I fly with fingerless nomex military gloves when I fly, it depends on what side of the cockpit I am on. Think about it, hard plastic yoke, soft leather palm! Great job of flying!
@macsolly Gloves for a few reasons which differ from pilot to pilot. Personally I wear them in winter to stop my hands getting too cold-the heating in light aircraft isn't always great. Some people wear them because they offer protection in case of a cockpit fire so that you can still control the aircraft. Some wear them so they don't have to touch controls everyone else has touched-diseases and all that. Others so they are not sweating onto the controls in summer-it varies.

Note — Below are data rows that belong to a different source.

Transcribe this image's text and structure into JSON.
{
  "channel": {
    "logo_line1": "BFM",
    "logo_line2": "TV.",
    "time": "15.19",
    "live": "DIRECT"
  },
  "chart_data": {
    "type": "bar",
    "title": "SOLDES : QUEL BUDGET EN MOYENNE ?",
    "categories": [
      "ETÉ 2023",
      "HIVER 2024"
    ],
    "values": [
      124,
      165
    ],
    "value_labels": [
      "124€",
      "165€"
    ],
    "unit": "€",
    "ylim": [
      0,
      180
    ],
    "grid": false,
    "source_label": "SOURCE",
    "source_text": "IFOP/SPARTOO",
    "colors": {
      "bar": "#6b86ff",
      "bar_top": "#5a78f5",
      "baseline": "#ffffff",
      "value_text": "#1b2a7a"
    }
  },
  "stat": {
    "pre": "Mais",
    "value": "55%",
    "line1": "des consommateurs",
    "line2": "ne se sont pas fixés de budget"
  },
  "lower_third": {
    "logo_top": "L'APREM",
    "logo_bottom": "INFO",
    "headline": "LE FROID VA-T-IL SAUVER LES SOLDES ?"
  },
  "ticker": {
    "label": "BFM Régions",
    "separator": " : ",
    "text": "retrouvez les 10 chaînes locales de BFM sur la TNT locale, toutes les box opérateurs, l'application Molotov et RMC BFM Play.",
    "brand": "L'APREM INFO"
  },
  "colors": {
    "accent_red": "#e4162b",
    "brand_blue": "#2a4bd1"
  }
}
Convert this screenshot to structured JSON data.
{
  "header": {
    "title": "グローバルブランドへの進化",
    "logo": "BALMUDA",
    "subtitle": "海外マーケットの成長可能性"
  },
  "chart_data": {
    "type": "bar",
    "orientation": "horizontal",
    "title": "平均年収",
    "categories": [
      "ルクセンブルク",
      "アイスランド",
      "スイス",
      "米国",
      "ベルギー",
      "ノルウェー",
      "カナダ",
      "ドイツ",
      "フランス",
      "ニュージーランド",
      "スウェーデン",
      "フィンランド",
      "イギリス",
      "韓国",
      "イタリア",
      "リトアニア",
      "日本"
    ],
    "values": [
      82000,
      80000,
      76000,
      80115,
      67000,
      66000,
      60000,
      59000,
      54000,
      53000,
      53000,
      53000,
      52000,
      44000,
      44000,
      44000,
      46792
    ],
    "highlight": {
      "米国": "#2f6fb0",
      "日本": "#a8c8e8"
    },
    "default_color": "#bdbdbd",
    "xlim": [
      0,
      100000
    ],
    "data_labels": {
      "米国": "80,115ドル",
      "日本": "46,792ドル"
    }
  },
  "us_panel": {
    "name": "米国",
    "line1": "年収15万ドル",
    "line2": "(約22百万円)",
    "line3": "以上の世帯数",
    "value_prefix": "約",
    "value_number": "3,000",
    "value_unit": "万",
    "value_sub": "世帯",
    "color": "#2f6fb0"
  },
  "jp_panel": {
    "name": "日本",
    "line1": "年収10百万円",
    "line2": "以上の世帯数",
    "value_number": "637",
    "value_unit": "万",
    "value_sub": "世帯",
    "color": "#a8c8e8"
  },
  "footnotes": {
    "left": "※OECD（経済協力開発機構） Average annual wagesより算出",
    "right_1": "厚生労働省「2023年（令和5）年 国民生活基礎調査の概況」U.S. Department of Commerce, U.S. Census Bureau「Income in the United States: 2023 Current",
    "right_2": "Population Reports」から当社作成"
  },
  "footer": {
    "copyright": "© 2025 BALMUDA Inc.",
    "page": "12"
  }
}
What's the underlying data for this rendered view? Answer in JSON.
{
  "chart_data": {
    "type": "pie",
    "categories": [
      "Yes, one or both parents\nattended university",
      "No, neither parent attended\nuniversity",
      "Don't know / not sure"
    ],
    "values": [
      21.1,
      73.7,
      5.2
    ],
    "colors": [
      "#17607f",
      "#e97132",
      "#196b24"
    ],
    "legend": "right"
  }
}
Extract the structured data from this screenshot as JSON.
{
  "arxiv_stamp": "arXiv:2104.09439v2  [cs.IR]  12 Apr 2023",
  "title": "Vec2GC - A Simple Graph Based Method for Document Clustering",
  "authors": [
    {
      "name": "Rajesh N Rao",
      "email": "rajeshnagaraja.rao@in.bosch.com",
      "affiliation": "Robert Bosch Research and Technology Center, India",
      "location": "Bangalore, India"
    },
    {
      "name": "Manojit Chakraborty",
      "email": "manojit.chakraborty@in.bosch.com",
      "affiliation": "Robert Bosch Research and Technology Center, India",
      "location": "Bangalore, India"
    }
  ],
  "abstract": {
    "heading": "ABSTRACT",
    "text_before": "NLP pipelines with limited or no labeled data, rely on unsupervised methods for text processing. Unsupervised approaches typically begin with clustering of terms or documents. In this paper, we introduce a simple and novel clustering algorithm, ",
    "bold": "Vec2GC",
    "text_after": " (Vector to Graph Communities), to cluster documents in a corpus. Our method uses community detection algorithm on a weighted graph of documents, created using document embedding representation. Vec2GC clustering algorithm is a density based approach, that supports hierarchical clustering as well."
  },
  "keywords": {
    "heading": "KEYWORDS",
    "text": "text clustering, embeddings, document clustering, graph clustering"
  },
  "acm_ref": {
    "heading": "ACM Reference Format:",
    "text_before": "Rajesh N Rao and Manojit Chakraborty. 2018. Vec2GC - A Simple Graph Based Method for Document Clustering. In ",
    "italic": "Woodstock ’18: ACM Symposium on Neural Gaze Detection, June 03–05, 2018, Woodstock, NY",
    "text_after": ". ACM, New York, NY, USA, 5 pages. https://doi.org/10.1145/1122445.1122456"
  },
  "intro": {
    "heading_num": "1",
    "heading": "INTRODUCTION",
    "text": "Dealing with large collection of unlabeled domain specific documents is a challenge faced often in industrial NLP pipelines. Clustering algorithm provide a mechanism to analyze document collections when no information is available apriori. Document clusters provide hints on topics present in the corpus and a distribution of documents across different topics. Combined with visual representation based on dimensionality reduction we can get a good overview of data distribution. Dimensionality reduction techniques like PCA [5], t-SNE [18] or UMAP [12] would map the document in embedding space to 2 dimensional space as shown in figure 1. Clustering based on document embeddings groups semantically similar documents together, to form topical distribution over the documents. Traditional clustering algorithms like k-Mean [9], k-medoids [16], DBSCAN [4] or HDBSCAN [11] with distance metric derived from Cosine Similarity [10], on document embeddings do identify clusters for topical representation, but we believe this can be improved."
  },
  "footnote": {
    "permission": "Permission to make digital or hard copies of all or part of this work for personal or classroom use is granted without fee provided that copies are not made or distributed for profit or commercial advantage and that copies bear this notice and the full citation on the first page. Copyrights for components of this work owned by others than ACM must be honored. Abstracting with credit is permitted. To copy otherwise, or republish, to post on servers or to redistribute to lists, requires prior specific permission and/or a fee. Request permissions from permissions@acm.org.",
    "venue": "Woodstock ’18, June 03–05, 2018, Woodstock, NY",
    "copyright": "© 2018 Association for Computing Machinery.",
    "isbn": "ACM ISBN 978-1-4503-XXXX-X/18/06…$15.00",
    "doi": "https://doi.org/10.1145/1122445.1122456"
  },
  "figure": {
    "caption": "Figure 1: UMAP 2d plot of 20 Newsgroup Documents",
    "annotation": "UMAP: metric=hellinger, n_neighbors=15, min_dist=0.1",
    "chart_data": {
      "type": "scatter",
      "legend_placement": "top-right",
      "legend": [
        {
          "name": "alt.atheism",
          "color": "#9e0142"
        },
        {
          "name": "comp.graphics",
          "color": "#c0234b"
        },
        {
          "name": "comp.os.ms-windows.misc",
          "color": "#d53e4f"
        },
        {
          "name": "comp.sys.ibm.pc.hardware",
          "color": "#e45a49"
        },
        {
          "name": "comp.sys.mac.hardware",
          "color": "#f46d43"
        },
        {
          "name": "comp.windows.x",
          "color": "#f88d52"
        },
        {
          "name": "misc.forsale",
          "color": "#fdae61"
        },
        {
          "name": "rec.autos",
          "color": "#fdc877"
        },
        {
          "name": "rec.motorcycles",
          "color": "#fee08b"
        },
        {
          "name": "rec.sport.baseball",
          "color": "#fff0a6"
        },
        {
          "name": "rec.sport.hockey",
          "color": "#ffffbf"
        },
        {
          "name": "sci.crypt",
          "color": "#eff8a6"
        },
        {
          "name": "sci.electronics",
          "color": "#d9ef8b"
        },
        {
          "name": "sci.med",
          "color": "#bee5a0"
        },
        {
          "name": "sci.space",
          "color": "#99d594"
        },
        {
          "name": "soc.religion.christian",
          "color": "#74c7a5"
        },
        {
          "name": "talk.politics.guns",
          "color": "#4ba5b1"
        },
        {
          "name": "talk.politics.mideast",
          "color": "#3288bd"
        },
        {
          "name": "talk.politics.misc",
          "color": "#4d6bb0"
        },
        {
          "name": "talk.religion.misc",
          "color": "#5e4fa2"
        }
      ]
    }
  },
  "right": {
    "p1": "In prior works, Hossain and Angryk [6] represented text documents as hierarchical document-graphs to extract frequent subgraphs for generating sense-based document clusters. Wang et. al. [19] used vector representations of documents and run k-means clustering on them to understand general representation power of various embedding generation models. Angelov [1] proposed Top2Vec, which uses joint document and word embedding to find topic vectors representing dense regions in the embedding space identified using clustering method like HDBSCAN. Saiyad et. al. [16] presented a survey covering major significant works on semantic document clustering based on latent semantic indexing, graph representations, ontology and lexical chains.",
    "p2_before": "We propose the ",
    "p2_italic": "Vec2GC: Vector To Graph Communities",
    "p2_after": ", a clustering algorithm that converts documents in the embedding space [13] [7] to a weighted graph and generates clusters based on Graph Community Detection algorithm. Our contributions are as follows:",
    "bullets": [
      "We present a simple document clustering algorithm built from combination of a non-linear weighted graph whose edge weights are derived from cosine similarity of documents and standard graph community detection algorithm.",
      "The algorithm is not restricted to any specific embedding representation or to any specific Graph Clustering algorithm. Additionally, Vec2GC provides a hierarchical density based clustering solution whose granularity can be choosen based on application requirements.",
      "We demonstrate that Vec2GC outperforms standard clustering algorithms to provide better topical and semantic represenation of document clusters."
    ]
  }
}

THAT is how to land a Seneca and pretty much any recip twin or single: intermittent stall horn and nose held off with increasing back pressure as airspeed and control effectiveness decay. Too many incompetent egomaniacal CFI train single engine recip students by airline techniques from day one: crabbing instead of significant wing low slip on crosswind short final; flattish touchdowns, etc. let the goddamn air line transition them Fly right in what you're flying right now. Learning in Taildraggers ensures nose low TD never happens . Admittedly two big boys in the nose of an empty Seneca is a challenge best ameliorated by strapping 50 or 100 pounds to the aft baggage floor. The ubiquitous case of oil works pretty well. The sleek, elegant, twin Comanche is even MORE prone to careless inattentive dimwit pilot nose first landing impact followed by porpoise possibly due to its relatively large nose tire.
What tosh, in piper aircraft, if you have the nav lights on, they dim the panel lights, a usual problem caused by poor instruction and pilots who dont know their aircraft.